Image: Lucas Hedges and Théodore Pellerin in Boy Erased © Property of Focus Features [Source: IMDB]
★★★★☆
After his sexuality is forcibly outed to his parents. His Baptist father forces his son to undergo a church-supported, gay conversion therapy programme.
Director: Joel Edgerton. Starring: Lucas Hedges, Nicole Kidman, Russell Crowe, Joel Edgerton [15]
Boy Erased tells this true story which may ring some bells by the end of the movie. With genuine and poignant performances. Which for me is where this movie excels greatest. Lance Hedges as the lead is, in a purely complimentary way – bordering on the uncanny valley of realism in his character. You can feel his struggle and suffering despite the fact that there is only one explosive show of emotion from the character. This is by far the movies greatest credit, despite the fact that you are not always emotionally enveloped with this character, you none the less empathise.
The most poignant of performance moments, however, come out of both Russel Crowe and Nicole Kidman.
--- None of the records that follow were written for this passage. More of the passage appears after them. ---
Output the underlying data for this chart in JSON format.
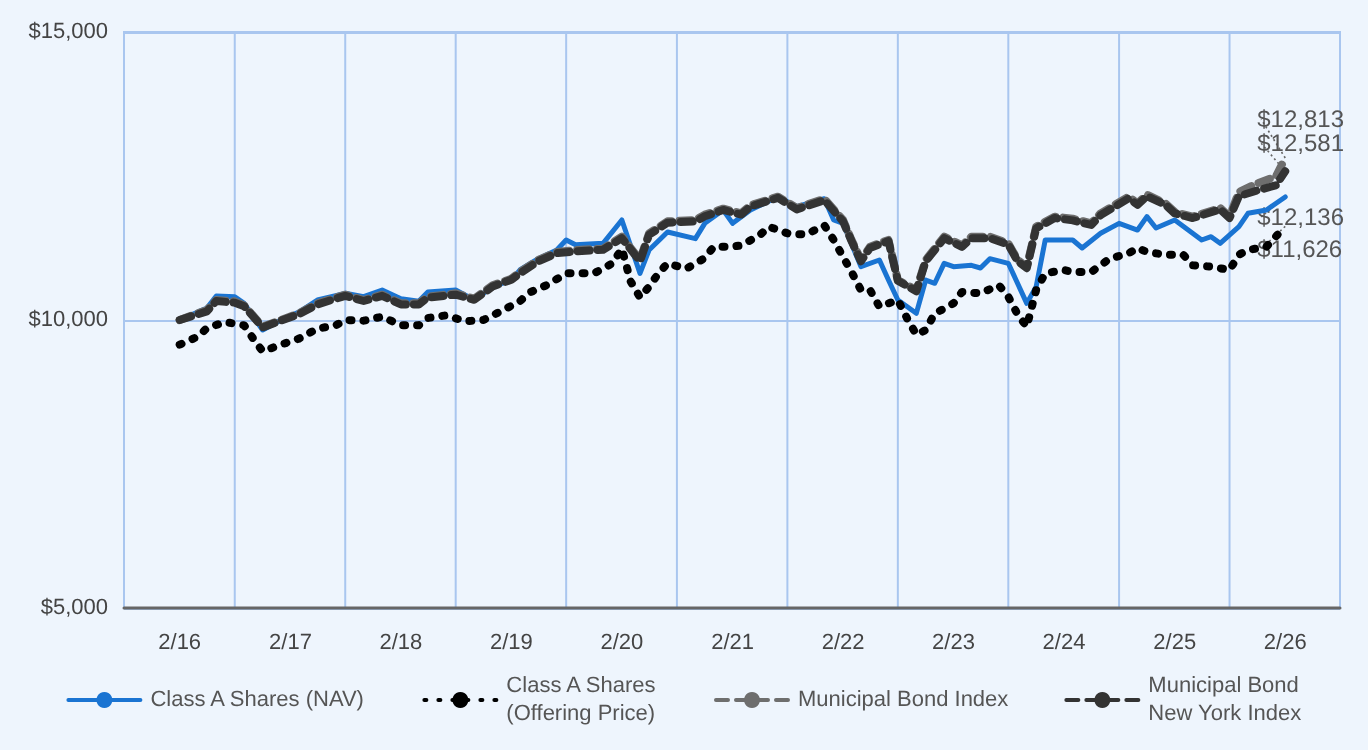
{
  "chart_data": {
    "type": "line",
    "xlim": [
      "2015-08",
      "2026-08"
    ],
    "xticks": [
      {
        "value": "2016-02",
        "label": "2/16"
      },
      {
        "value": "2016-08",
        "label": null
      },
      {
        "value": "2017-02",
        "label": "2/17"
      },
      {
        "value": "2017-08",
        "label": null
      },
      {
        "value": "2018-02",
        "label": "2/18"
      },
      {
        "value": "2018-08",
        "label": null
      },
      {
        "value": "2019-02",
        "label": "2/19"
      },
      {
        "value": "2019-08",
        "label": null
      },
      {
        "value": "2020-02",
        "label": "2/20"
      },
      {
        "value": "2020-08",
        "label": null
      },
      {
        "value": "2021-02",
        "label": "2/21"
      },
      {
        "value": "2021-08",
        "label": null
      },
      {
        "value": "2022-02",
        "label": "2/22"
      },
      {
        "value": "2022-08",
        "label": null
      },
      {
        "value": "2023-02",
        "label": "2/23"
      },
      {
        "value": "2023-08",
        "label": null
      },
      {
        "value": "2024-02",
        "label": "2/24"
      },
      {
        "value": "2024-08",
        "label": null
      },
      {
        "value": "2025-02",
        "label": "2/25"
      },
      {
        "value": "2025-08",
        "label": null
      },
      {
        "value": "2026-02",
        "label": "2/26"
      }
    ],
    "ylim": [
      5000,
      15000
    ],
    "yticks": [
      {
        "value": 5000,
        "label": "$5,000"
      },
      {
        "value": 10000,
        "label": "$10,000"
      },
      {
        "value": 15000,
        "label": "$15,000"
      }
    ],
    "grid": true,
    "legend": "bottom",
    "marker": "none",
    "series": [
      {
        "name": "Class A Shares (NAV)",
        "color": "#1a74d2",
        "line_style": "solid",
        "x": [
          "2016-02",
          "2016-05",
          "2016-06",
          "2016-08",
          "2016-09",
          "2016-11",
          "2017-01",
          "2017-03",
          "2017-05",
          "2017-08",
          "2017-10",
          "2017-12",
          "2018-02",
          "2018-04",
          "2018-05",
          "2018-08",
          "2018-10",
          "2018-12",
          "2019-02",
          "2019-03",
          "2019-05",
          "2019-07",
          "2019-08",
          "2019-09",
          "2019-12",
          "2020-02",
          "2020-04",
          "2020-05",
          "2020-07",
          "2020-10",
          "2020-11",
          "2021-01",
          "2021-02",
          "2021-04",
          "2021-07",
          "2021-09",
          "2021-12",
          "2022-01",
          "2022-02",
          "2022-04",
          "2022-06",
          "2022-07",
          "2022-08",
          "2022-10",
          "2022-11",
          "2022-12",
          "2023-01",
          "2023-02",
          "2023-04",
          "2023-05",
          "2023-06",
          "2023-08",
          "2023-10",
          "2023-11",
          "2023-12",
          "2024-03",
          "2024-04",
          "2024-06",
          "2024-08",
          "2024-10",
          "2024-11",
          "2024-12",
          "2025-02",
          "2025-05",
          "2025-06",
          "2025-07",
          "2025-09",
          "2025-10",
          "2025-12",
          "2026-02"
        ],
        "values": [
          10000,
          10208,
          10417,
          10405,
          10289,
          9826,
          10000,
          10139,
          10347,
          10463,
          10405,
          10521,
          10370,
          10324,
          10486,
          10521,
          10347,
          10579,
          10694,
          10868,
          11065,
          11215,
          11389,
          11308,
          11331,
          11736,
          10810,
          11215,
          11528,
          11412,
          11678,
          11910,
          11678,
          11910,
          12141,
          11968,
          12106,
          11736,
          11678,
          10926,
          11042,
          10694,
          10347,
          10116,
          10694,
          10637,
          10984,
          10926,
          10949,
          10903,
          11065,
          10984,
          10289,
          10579,
          11389,
          11389,
          11250,
          11505,
          11678,
          11562,
          11794,
          11597,
          11736,
          11389,
          11447,
          11331,
          11620,
          11852,
          11910,
          12136
        ]
      },
      {
        "name": "Class A Shares (Offering Price)",
        "color": "#000000",
        "line_style": "dotted",
        "x": [
          "2016-02",
          "2016-04",
          "2016-05",
          "2016-07",
          "2016-09",
          "2016-10",
          "2016-11",
          "2017-01",
          "2017-03",
          "2017-05",
          "2017-07",
          "2017-08",
          "2017-10",
          "2017-12",
          "2018-02",
          "2018-04",
          "2018-05",
          "2018-07",
          "2018-09",
          "2018-11",
          "2019-01",
          "2019-03",
          "2019-04",
          "2019-06",
          "2019-08",
          "2019-09",
          "2019-11",
          "2020-01",
          "2020-02",
          "2020-03",
          "2020-04",
          "2020-05",
          "2020-06",
          "2020-07",
          "2020-09",
          "2020-11",
          "2020-12",
          "2021-02",
          "2021-03",
          "2021-05",
          "2021-06",
          "2021-08",
          "2021-10",
          "2021-12",
          "2022-01",
          "2022-03",
          "2022-04",
          "2022-05",
          "2022-06",
          "2022-08",
          "2022-09",
          "2022-10",
          "2022-11",
          "2022-12",
          "2023-01",
          "2023-02",
          "2023-03",
          "2023-05",
          "2023-07",
          "2023-08",
          "2023-09",
          "2023-10",
          "2023-11",
          "2023-12",
          "2024-02",
          "2024-03",
          "2024-05",
          "2024-07",
          "2024-09",
          "2024-10",
          "2024-11",
          "2025-01",
          "2025-03",
          "2025-04",
          "2025-06",
          "2025-08",
          "2025-09",
          "2025-10",
          "2025-12",
          "2026-02"
        ],
        "values": [
          9572,
          9711,
          9861,
          9965,
          9907,
          9676,
          9456,
          9572,
          9676,
          9850,
          9907,
          10000,
          9988,
          10058,
          9907,
          9907,
          10035,
          10081,
          9977,
          10000,
          10162,
          10324,
          10475,
          10613,
          10810,
          10810,
          10810,
          10984,
          11238,
          10671,
          10394,
          10579,
          10810,
          10984,
          10891,
          11076,
          11273,
          11273,
          11296,
          11470,
          11620,
          11505,
          11482,
          11644,
          11389,
          10833,
          10521,
          10521,
          10231,
          10347,
          10023,
          9745,
          9826,
          10116,
          10197,
          10289,
          10486,
          10463,
          10602,
          10405,
          10093,
          9884,
          10521,
          10810,
          10868,
          10833,
          10833,
          11065,
          11157,
          11250,
          11180,
          11134,
          11134,
          10949,
          10926,
          10868,
          11134,
          11215,
          11273,
          11626
        ]
      },
      {
        "name": "Municipal Bond Index",
        "color": "#6e6e6e",
        "line_style": "dashed",
        "x": [
          "2016-02",
          "2016-05",
          "2016-06",
          "2016-08",
          "2016-09",
          "2016-11",
          "2017-01",
          "2017-03",
          "2017-05",
          "2017-08",
          "2017-10",
          "2017-12",
          "2018-02",
          "2018-04",
          "2018-05",
          "2018-08",
          "2018-10",
          "2018-12",
          "2019-02",
          "2019-03",
          "2019-05",
          "2019-07",
          "2019-09",
          "2019-12",
          "2020-02",
          "2020-04",
          "2020-05",
          "2020-07",
          "2020-10",
          "2020-11",
          "2021-01",
          "2021-03",
          "2021-04",
          "2021-07",
          "2021-09",
          "2021-12",
          "2022-02",
          "2022-03",
          "2022-04",
          "2022-05",
          "2022-07",
          "2022-08",
          "2022-10",
          "2022-11",
          "2023-01",
          "2023-03",
          "2023-04",
          "2023-06",
          "2023-08",
          "2023-09",
          "2023-10",
          "2023-11",
          "2024-01",
          "2024-03",
          "2024-05",
          "2024-06",
          "2024-09",
          "2024-10",
          "2024-11",
          "2025-01",
          "2025-02",
          "2025-04",
          "2025-07",
          "2025-08",
          "2025-09",
          "2025-11",
          "2026-01",
          "2026-02"
        ],
        "values": [
          10000,
          10174,
          10347,
          10324,
          10255,
          9884,
          10000,
          10116,
          10289,
          10440,
          10347,
          10440,
          10289,
          10289,
          10405,
          10463,
          10370,
          10602,
          10718,
          10833,
          11042,
          11180,
          11215,
          11238,
          11447,
          11042,
          11505,
          11713,
          11736,
          11829,
          11933,
          11852,
          11991,
          12141,
          11944,
          12106,
          11736,
          11389,
          11042,
          11273,
          11389,
          10694,
          10521,
          11042,
          11447,
          11296,
          11447,
          11447,
          11331,
          11042,
          10926,
          11620,
          11794,
          11759,
          11678,
          11852,
          12141,
          12025,
          12176,
          12025,
          11875,
          11794,
          11944,
          11794,
          12222,
          12373,
          12488,
          12813
        ]
      },
      {
        "name": "Municipal Bond New York Index",
        "color": "#333333",
        "line_style": "dashed",
        "x": [
          "2016-02",
          "2016-05",
          "2016-06",
          "2016-08",
          "2016-09",
          "2016-11",
          "2017-01",
          "2017-03",
          "2017-05",
          "2017-08",
          "2017-10",
          "2017-12",
          "2018-02",
          "2018-04",
          "2018-05",
          "2018-08",
          "2018-10",
          "2018-12",
          "2019-02",
          "2019-03",
          "2019-05",
          "2019-07",
          "2019-09",
          "2019-12",
          "2020-02",
          "2020-04",
          "2020-05",
          "2020-07",
          "2020-10",
          "2020-11",
          "2021-01",
          "2021-03",
          "2021-04",
          "2021-07",
          "2021-09",
          "2021-12",
          "2022-02",
          "2022-03",
          "2022-04",
          "2022-05",
          "2022-07",
          "2022-08",
          "2022-10",
          "2022-11",
          "2023-01",
          "2023-03",
          "2023-04",
          "2023-06",
          "2023-08",
          "2023-09",
          "2023-10",
          "2023-11",
          "2024-01",
          "2024-03",
          "2024-05",
          "2024-06",
          "2024-09",
          "2024-10",
          "2024-11",
          "2025-01",
          "2025-02",
          "2025-04",
          "2025-07",
          "2025-08",
          "2025-09",
          "2025-11",
          "2026-01",
          "2026-02"
        ],
        "values": [
          10000,
          10150,
          10330,
          10300,
          10240,
          9870,
          9990,
          10100,
          10270,
          10420,
          10330,
          10420,
          10270,
          10270,
          10390,
          10440,
          10350,
          10580,
          10700,
          10810,
          11020,
          11160,
          11190,
          11220,
          11420,
          11020,
          11480,
          11690,
          11710,
          11800,
          11910,
          11830,
          11970,
          12120,
          11920,
          12080,
          11710,
          11370,
          11020,
          11250,
          11370,
          10680,
          10500,
          11020,
          11420,
          11270,
          11420,
          11420,
          11310,
          11020,
          10900,
          11590,
          11770,
          11730,
          11650,
          11820,
          12110,
          12000,
          12150,
          12000,
          11850,
          11770,
          11920,
          11770,
          12150,
          12250,
          12338,
          12581
        ]
      }
    ],
    "annotations": [
      {
        "text": "$12,813",
        "x": "2026-02",
        "y": 12813
      },
      {
        "text": "$12,581",
        "x": "2026-02",
        "y": 12581
      },
      {
        "text": "$12,136",
        "x": "2026-02",
        "y": 12136
      },
      {
        "text": "$11,626",
        "x": "2026-02",
        "y": 11626
      }
    ]
  }
}
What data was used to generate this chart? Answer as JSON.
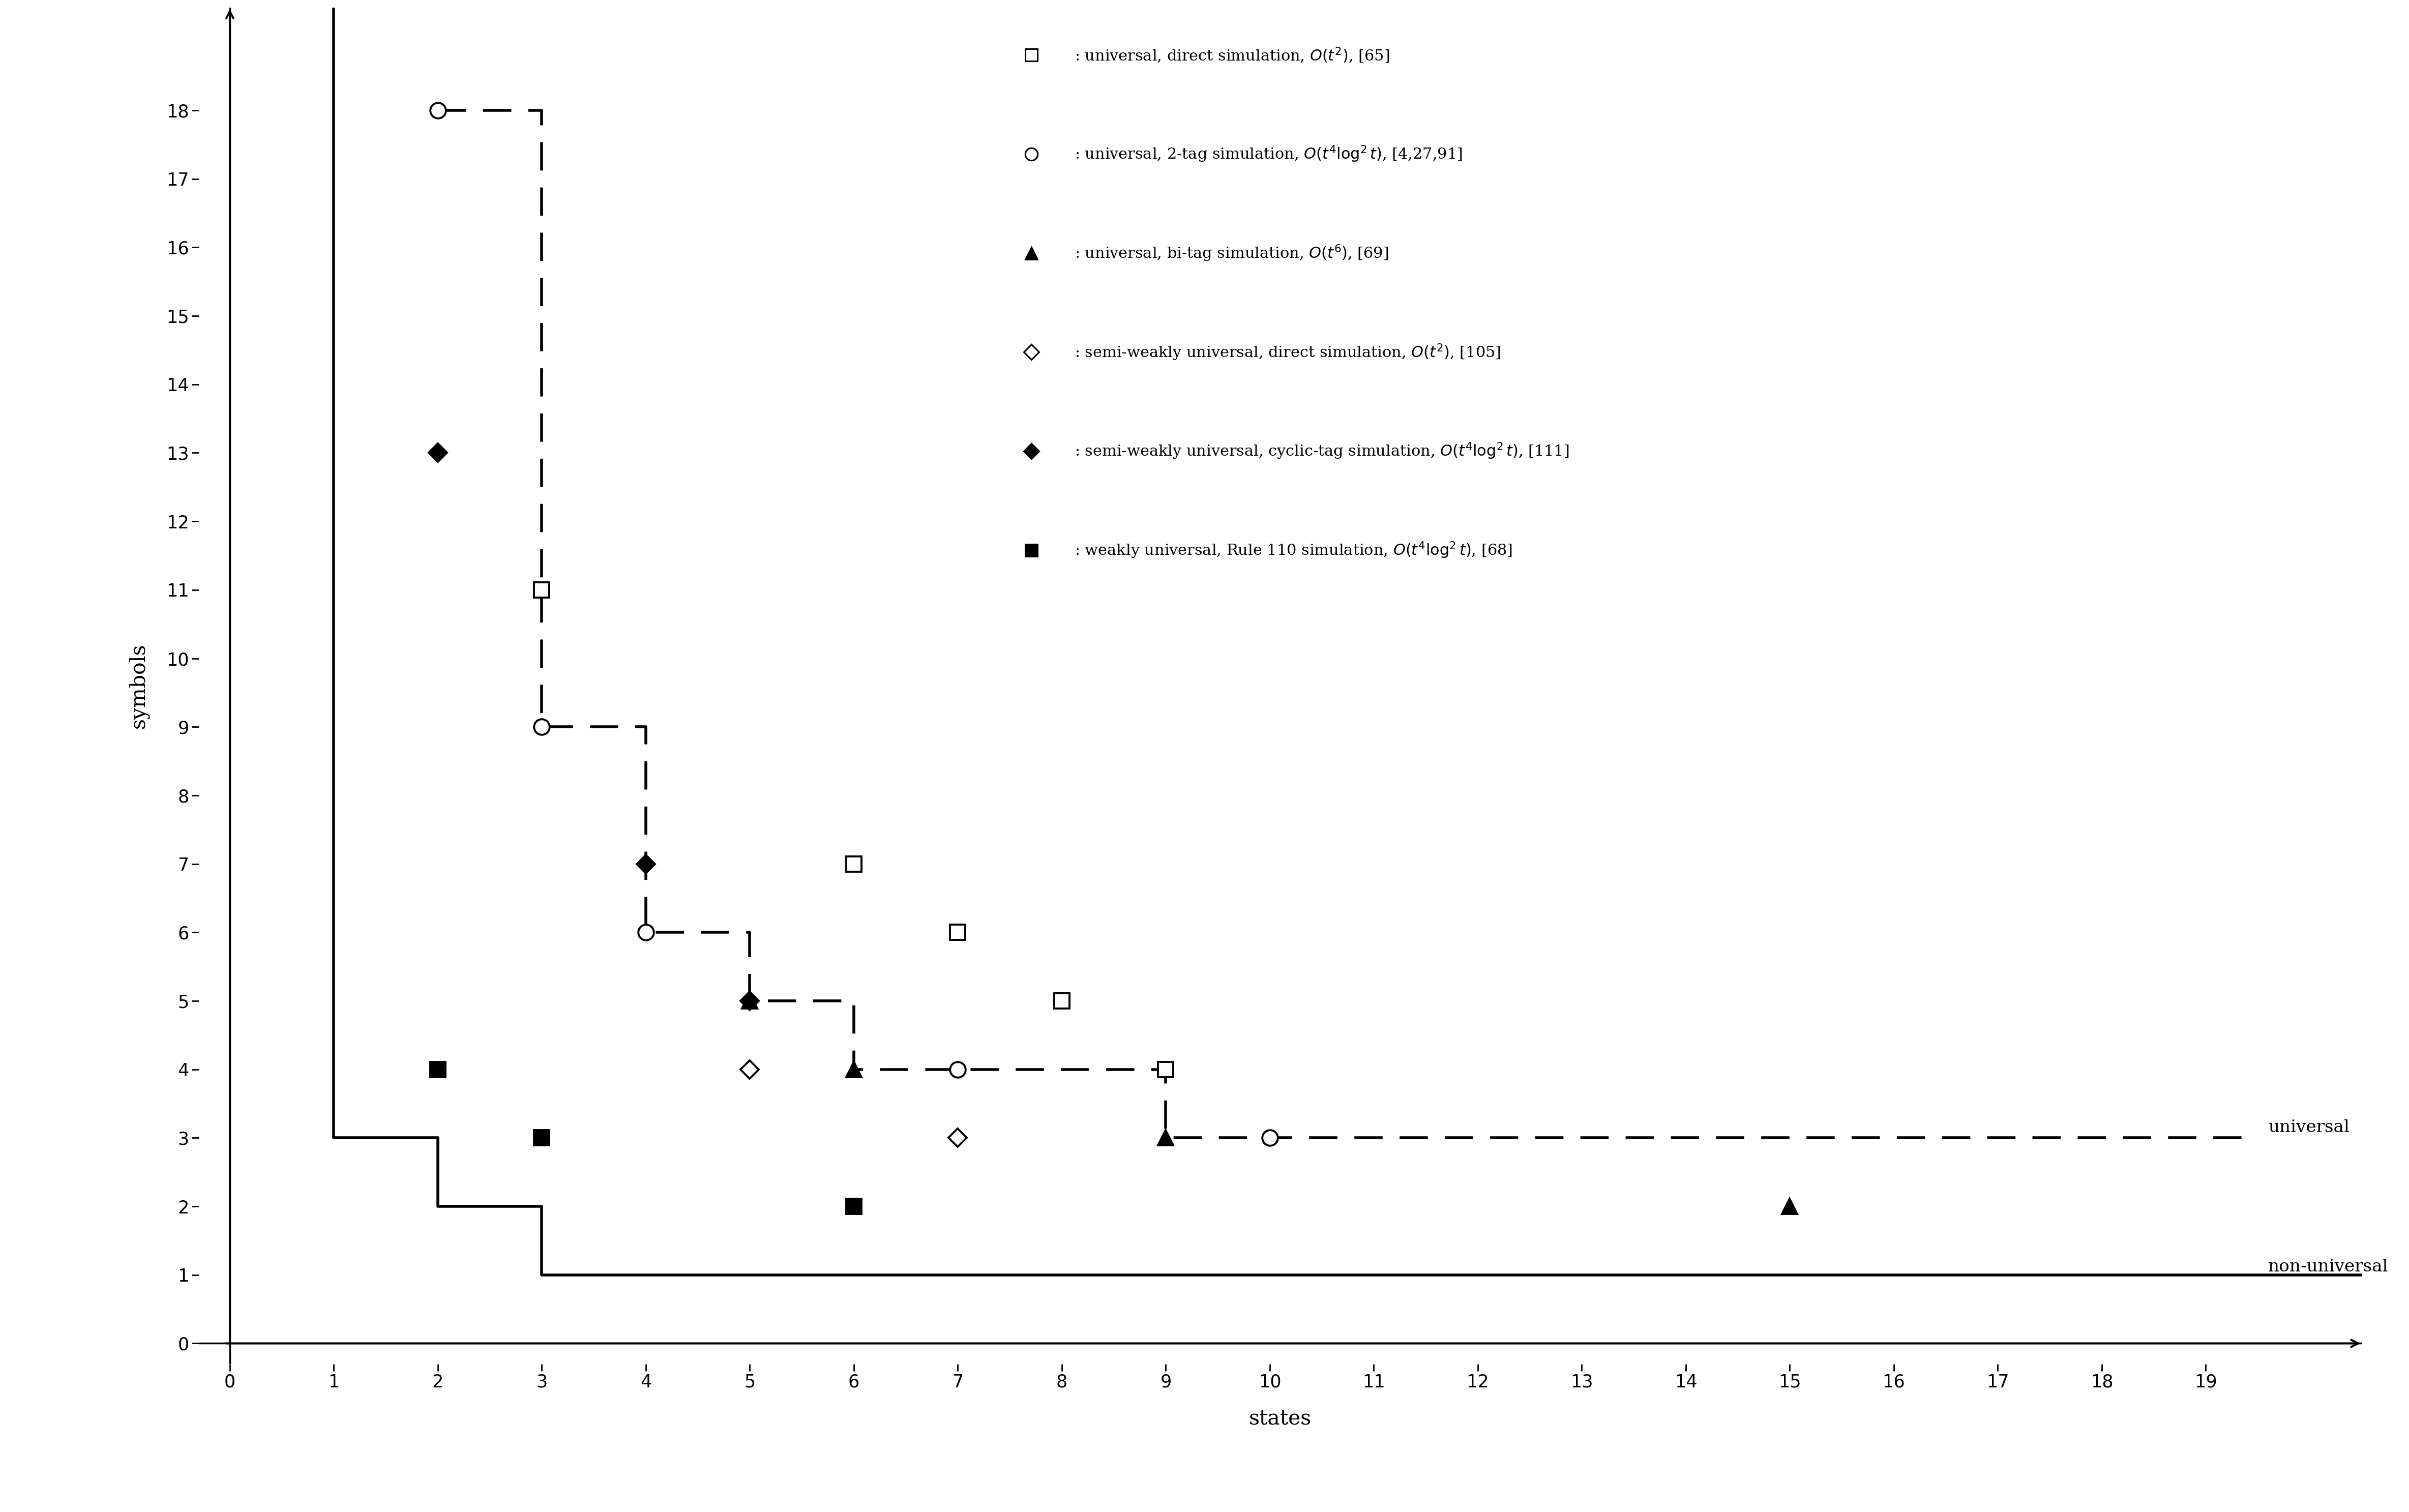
{
  "xlabel": "states",
  "ylabel": "symbols",
  "xlim": [
    -0.3,
    20.5
  ],
  "ylim": [
    -0.3,
    19.5
  ],
  "xticks": [
    0,
    1,
    2,
    3,
    4,
    5,
    6,
    7,
    8,
    9,
    10,
    11,
    12,
    13,
    14,
    15,
    16,
    17,
    18,
    19
  ],
  "yticks": [
    0,
    1,
    2,
    3,
    4,
    5,
    6,
    7,
    8,
    9,
    10,
    11,
    12,
    13,
    14,
    15,
    16,
    17,
    18
  ],
  "square_open_points": [
    [
      3,
      11
    ],
    [
      6,
      7
    ],
    [
      7,
      6
    ],
    [
      8,
      5
    ],
    [
      9,
      4
    ]
  ],
  "circle_open_points": [
    [
      2,
      18
    ],
    [
      3,
      9
    ],
    [
      4,
      6
    ],
    [
      7,
      4
    ],
    [
      10,
      3
    ]
  ],
  "triangle_filled_points": [
    [
      5,
      5
    ],
    [
      6,
      4
    ],
    [
      9,
      3
    ],
    [
      15,
      2
    ]
  ],
  "diamond_open_points": [
    [
      5,
      4
    ],
    [
      7,
      3
    ]
  ],
  "diamond_filled_points": [
    [
      2,
      13
    ],
    [
      4,
      7
    ],
    [
      5,
      5
    ]
  ],
  "square_filled_points": [
    [
      2,
      4
    ],
    [
      3,
      3
    ],
    [
      6,
      2
    ]
  ],
  "nonuniv_x": [
    1,
    1,
    2,
    2,
    3,
    3,
    4,
    20.5
  ],
  "nonuniv_y": [
    19.5,
    3,
    3,
    2,
    2,
    1,
    1,
    1
  ],
  "univ_step_x": [
    2,
    3,
    3,
    4,
    4,
    5,
    5,
    6,
    6,
    9,
    9,
    19.5
  ],
  "univ_step_y": [
    18,
    18,
    9,
    9,
    6,
    6,
    5,
    5,
    4,
    4,
    3,
    3
  ],
  "universal_label": "universal",
  "nonuniversal_label": "non-universal",
  "background_color": "#ffffff",
  "marker_color": "#000000",
  "marker_size": 22,
  "linewidth": 2.5,
  "fontsize": 28
}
Yes, the big talent draws for mainstream audiences and they show their worth in two of the tenses scenes in the entire film. These scenes for me also exemplified the writing, not only is lots said in-between the lines both obviously and subtlety. But I found the allowing addition of complex point of views from these characters that censoring would have ground this film to a halt. It’s the lack of a big emotional pay off for the characters that I found more rewarding. The father battles his beliefs for the love of his son and the mother battles the love of her husband for her son, and none of it comes to a happy ending, even though the film shows otherwise imminently after. But that’s the true to life aspect rather than great dramatic storytelling.
Boy Erased does a great job of complementing the well-executed dramatisation with equally expressive and fascinating cinematography. It’s not garish but draws the eye easily and with purpose. It dramatises the real-life events greatly and gives them lots of subtle expression of the message of the film. The pacing does let it all down however. After the gripping first half, the rest of the film is like walking through mud and loses attention and engagement fast with little actually happening other than attending the programme and listen to the rambling speeches. Yes, it identifies how these programmes are which is the central message of the film, to stop them, but the drama doesn’t kick back in until we see the very worst of the actions of these programmes. Which gets the point across harrowingly.